Ilmurad Nurliev was given a four-year sentence in October 2010
A pastor of an unregistered church in Turkmenistan has been unexpectedly set free from a labour camp in an amnesty of prisoners.
Ilmurad Nurliev (46) was released along with around 230 other detainees in the presidentially-decreed amnesty to mark Flag Day on 19 February.
His wife Maya said:
His release was so unexpected… It is such a joy I can’t tell you.
Pastor Nurliev had been arrested in August 2010 and given a four-year sentence with “forcible medical treatment” in October the same year on charges of swindling. His congregation insisted that these charges were fabricated to punish him for leading the unregistered church.
Barnabas Fund sent financial support to buy food, clothes and medicine for the pastor, who is diabetic, and help with legal costs when he was imprisoned.
I want to thank everyone who supported me and helped my release.
Pastor Nurliev spent the first ten days at the camp in isolation but after that joined the other detainees. He said that conditions were “not too bad” and that he had not been beaten.
He was able to receive the medicine that his wife brought for him but was not allowed to have a copy of the Bible; his request for one, made after seeing that Muslim imams had copies of the Quran, was refused without explanation.
Pastor Nurliev was given only a quick look at some of the many letters, cards and photographs sent to him from well-wishers around the world. He was nevertheless encouraged by them, saying, “They showed me I was not forgotten.”
Despite his release, Pastor Nurliev, who has a daughter and two grandchildren, is not completely free; he has to report to the police every Saturday evening. And it remains unclear if he is still barred from leaving Turkmenistan; his name has been on an exit blacklist since at least 2007.
His church first applied for registration that year and was later told to amend the application, which was then resubmitted in January 2010. They have had no response.
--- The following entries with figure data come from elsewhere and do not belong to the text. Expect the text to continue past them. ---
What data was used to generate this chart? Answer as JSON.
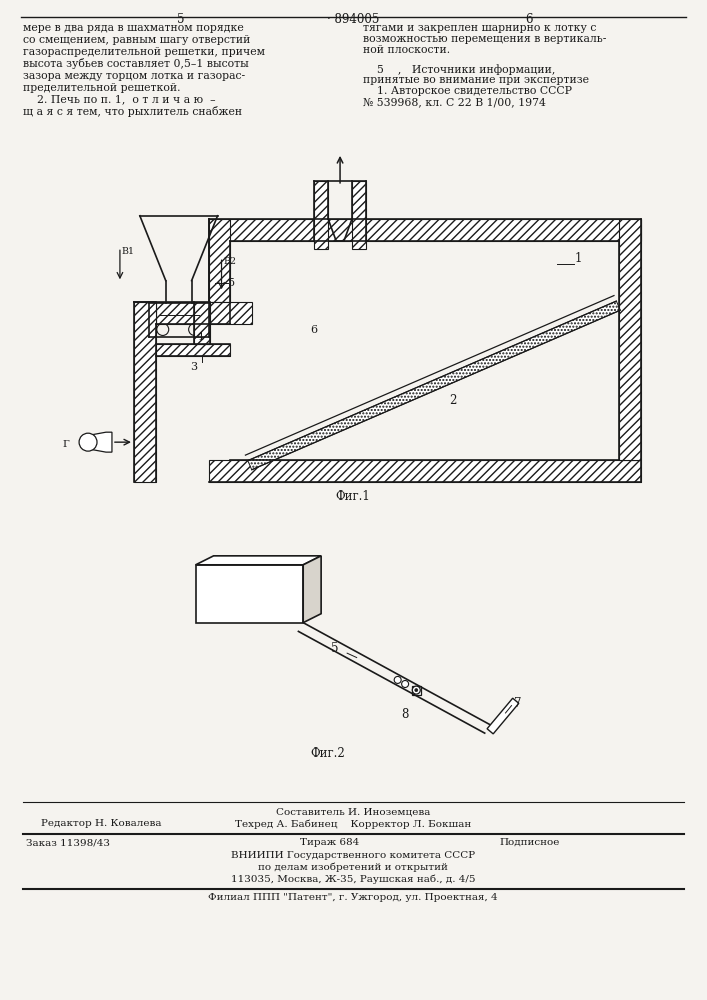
{
  "bg_color": "#f5f3ef",
  "page_width": 7.07,
  "page_height": 10.0,
  "top_text_left": "мере в два ряда в шахматном порядке\nсо смещением, равным шагу отверстий\nгазораспределительной решетки, причем\nвысота зубьев составляет 0,5–1 высоты\nзазора между торцом лотка и газорас-\nпределительной решеткой.\n    2. Печь по п. 1,  о т л и ч а ю  –\nщ а я с я тем, что рыхлитель снабжен",
  "top_text_right": "тягами и закреплен шарнирно к лотку с\nвозможностью перемещения в вертикаль-\nной плоскости.\n\n    5    ,   Источники информации,\nпринятые во внимание при экспертизе\n    1. Авторское свидетельство СССР\n№ 539968, кл. С 22 В 1/00, 1974",
  "header_left_num": "5",
  "header_center": "· 894005",
  "header_right_num": "6",
  "fig1_caption": "Фиг.1",
  "fig2_caption": "Фиг.2"
}
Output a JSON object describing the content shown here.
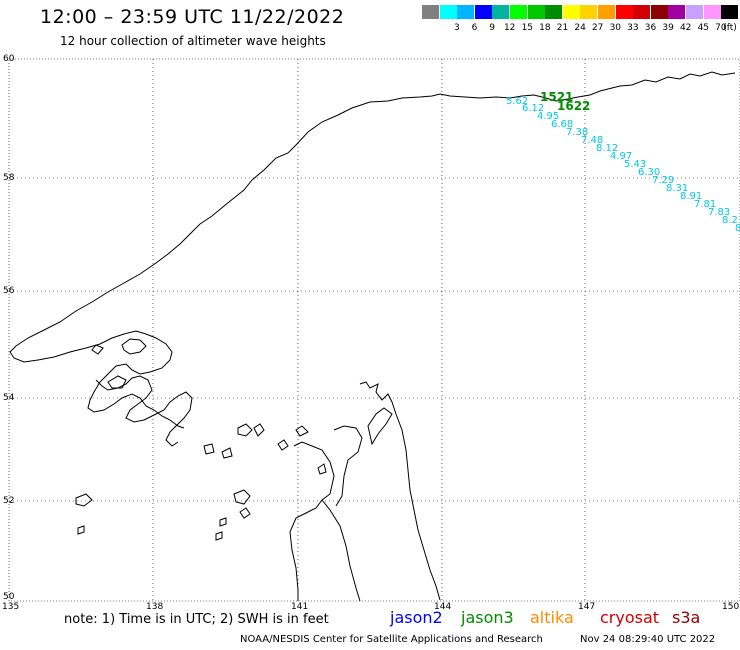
{
  "header": {
    "title": "12:00 – 23:59 UTC 11/22/2022",
    "subtitle": "12 hour collection of altimeter wave heights"
  },
  "scale": {
    "labels": [
      "",
      "3",
      "6",
      "9",
      "12",
      "15",
      "18",
      "21",
      "24",
      "27",
      "30",
      "33",
      "36",
      "39",
      "42",
      "45",
      "70"
    ],
    "colors": [
      "#808080",
      "#00ffff",
      "#00b4ff",
      "#0000ff",
      "#00b4a0",
      "#00ff00",
      "#00c800",
      "#008c00",
      "#ffff00",
      "#ffd200",
      "#ffa000",
      "#ff0000",
      "#d20000",
      "#8c0000",
      "#a000a0",
      "#c8a0ff",
      "#ff96ff",
      "#000000"
    ],
    "unit": "(ft)"
  },
  "axes": {
    "lat_labels": [
      "60",
      "58",
      "56",
      "54",
      "52",
      "50"
    ],
    "lon_labels": [
      "135",
      "138",
      "141",
      "144",
      "147",
      "150"
    ]
  },
  "track": {
    "color": "#00c8e6",
    "labels": [
      "5.62",
      "6.12",
      "4.95",
      "6.68",
      "7.38",
      "7.48",
      "8.12",
      "4.97",
      "5.43",
      "6.30",
      "7.29",
      "8.31",
      "8.91",
      "7.81",
      "7.83",
      "8.2",
      "8"
    ]
  },
  "time_markers": {
    "color": "#008c00",
    "labels": [
      "1521",
      "1622"
    ]
  },
  "footer": {
    "note": "note: 1) Time is in UTC; 2) SWH is in feet",
    "satellites": [
      {
        "name": "jason2",
        "color": "#0000ff"
      },
      {
        "name": "jason3",
        "color": "#008c00"
      },
      {
        "name": "altika",
        "color": "#ff8c00"
      },
      {
        "name": "cryosat",
        "color": "#d20000"
      },
      {
        "name": "s3a",
        "color": "#8c0000"
      }
    ],
    "credit": "NOAA/NESDIS Center for Satellite Applications and Research",
    "timestamp": "Nov 24 08:29:40 UTC 2022"
  }
}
In February 2009, Pastor Nurliev’s home was raided by the police, who confiscated 225 Christian cassettes and DVDs.
A Religion Law passed in 2003 forbids any activity by unregistered religious groups, yet it is extremely difficult for churches to obtain official recognition. In January 2011 the Turkmen government told the United Nations Committee on the Elimination of Racial Discrimination that only 127 religious groups had been granted state registration; of these, 103 were Muslim.